Günler geçiyor ve acım alışkanlığa dönüşüyordu.
Akşamları Aras'la yürüyüşler yapıyorduk.
Aklımda bir sürü soru vardı böyle bütün şehri dolaşabilirim.İçimdeki sıkıntı asla geçmiyor ama bazı anlarda gidiyordu. Kendimi meşgul etmenin bir yolunu bulmuştum hayatımda olumlu şeyler de oluyordu, bir pastahane de işe başladım bu beni hayata bağlıyor yeni yüzler geçmişi silmemde yardımcı oluyordu.Beynim de beni yiyen sorular asla bitmiyordu. Nedim o ne yapıyordu boşanma davasını açmış mıydı ? Evdekiler zaten gitmeme sevinmişti bundan emindim. Kendi ailemin dahi büyük bir üzüntü içinde olduklarını düşünmüyorum, aslında öğrenebilirim neler olduğunu. Aras haftada bir kaç gün İstanbul'a gidip geliyor ama sormaya korkuyorum sevilmediğimin yüzüme vurulmasından , hoyrat davranışlarımın ve ( gençliğimin de etkileri olan) hatalarımın yüzüme vurulmasından yoruldum artık.
Sabah kalktığımda kendimi daha enerjik hissediyordum. Kahvaltımın ardından hızlı adımlarla yürümeye başladım pastahanenin kapısını açtığım da gelen şıngırdama sesiyle gülümsedim çok hoşuma gidiyordu bu ses. Hemen işimin başına geçtim fazla yoğun olmasada yorulmuştum.
Çıkışta Arasla beraber güzel bir Nevşehir turu yapmıştık. En çok görmek istediğim balonların uçuşuydu düşüncesi bile yüzümü gülümsetiyordu.
İster istemez hayallere dalıyordum Nedimle sabahın erken saatlerinde heyecanla bindiğimiz o balonda sarılarak etrafı izlesek, ben onun güzel boynuna burnumu yaslasam ve kokusunu içime çeksem...
Hayaldi işte...
Bütün gece Arasın şakaları ve beni götürdüğü yerlerdeki anılarını anlatmasıyla geçiyordu.

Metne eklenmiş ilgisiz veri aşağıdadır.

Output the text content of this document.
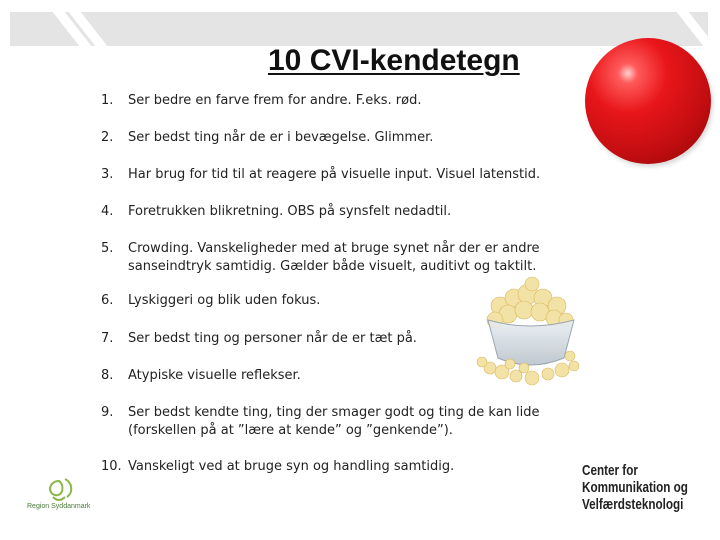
10 CVI-kendetegn
1. Ser bedre en farve frem for andre. F.eks. rød.
2. Ser bedst ting når de er i bevægelse. Glimmer.
3. Har brug for tid til at reagere på visuelle input. Visuel latenstid.
4. Foretrukken blikretning. OBS på synsfelt nedadtil.
5. Crowding. Vanskeligheder med at bruge synet når der er andre sanseindtryk samtidig. Gælder både visuelt, auditivt og taktilt.
6. Lyskiggeri og blik uden fokus.
7. Ser bedst ting og personer når de er tæt på.
8. Atypiske visuelle reflekser.
9. Ser bedst kendte ting, ting der smager godt og ting de kan lide (forskellen på at ”lære at kende” og ”genkende”).
10. Vanskeligt ved at bruge syn og handling samtidig.
Region Syddanmark
Center for
Kommunikation og
Velfærdsteknologi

Günlerimiz böylece geçiyordu. Yaralarım iz olarak kalmaya başlıyordu.
Bir gün kalktığımda farklı birşey oldu.
Aşağıdan gelen bağırma sesiyle hızla aşağı indim salonun kapısını açmamla olduğum yerde durup baktım sadece ne tepki vermem gerektiğini bile bilmiyordum.Bana bakan gözleri yine birer ateş topuydu ama yanında farklı birşey daha vardı,çözemediğim.
"Nedim"
" Oo Ceren hanım beni bırakıp gittin bu herif için mi? "
Verdiği tepkiler beni şaşırtıyordu.
Söylediği şeylerde..."Iki haftadır neredesin sen? Nasıl beni bırakıp gidersin?"
Sakince Arasa dönüp bizi yanlız bırakmasını istediğimde emin olamasada çıktı.
"Ne oluyor sana beni aradığını söylemiyeceksin heralde"
İçimde yeşermek için can atan o umutu susturamıyordum.
Nedim susturmuştu.
"Aradım tabi benim üstüme bıraktın gittin herşeyi."
Sussun istiyordum ilk defa benim yeşertmeye çalıştığım ne varsa kasırgayla kökünden koparılıp gidiyordu çünkü o konuştukça.
"Hemde ne için..."
Bana iyice yaklaşıp gözlerimin içine baktı.
"Doğru söylemişim dimi bunuda tuzağına düşürdün benim kadar zengin değil ama olsun dimi... bir ev biraz para sustun... Cenkle olduğu gibi onunlada..."
İlk defa anladı beni nasıl baktım ne oldu bilmiyorum sustu.
Acıdan yerde kıvranacaktım sanki hıçkırıklarımı salıp ağlamak istiyordum.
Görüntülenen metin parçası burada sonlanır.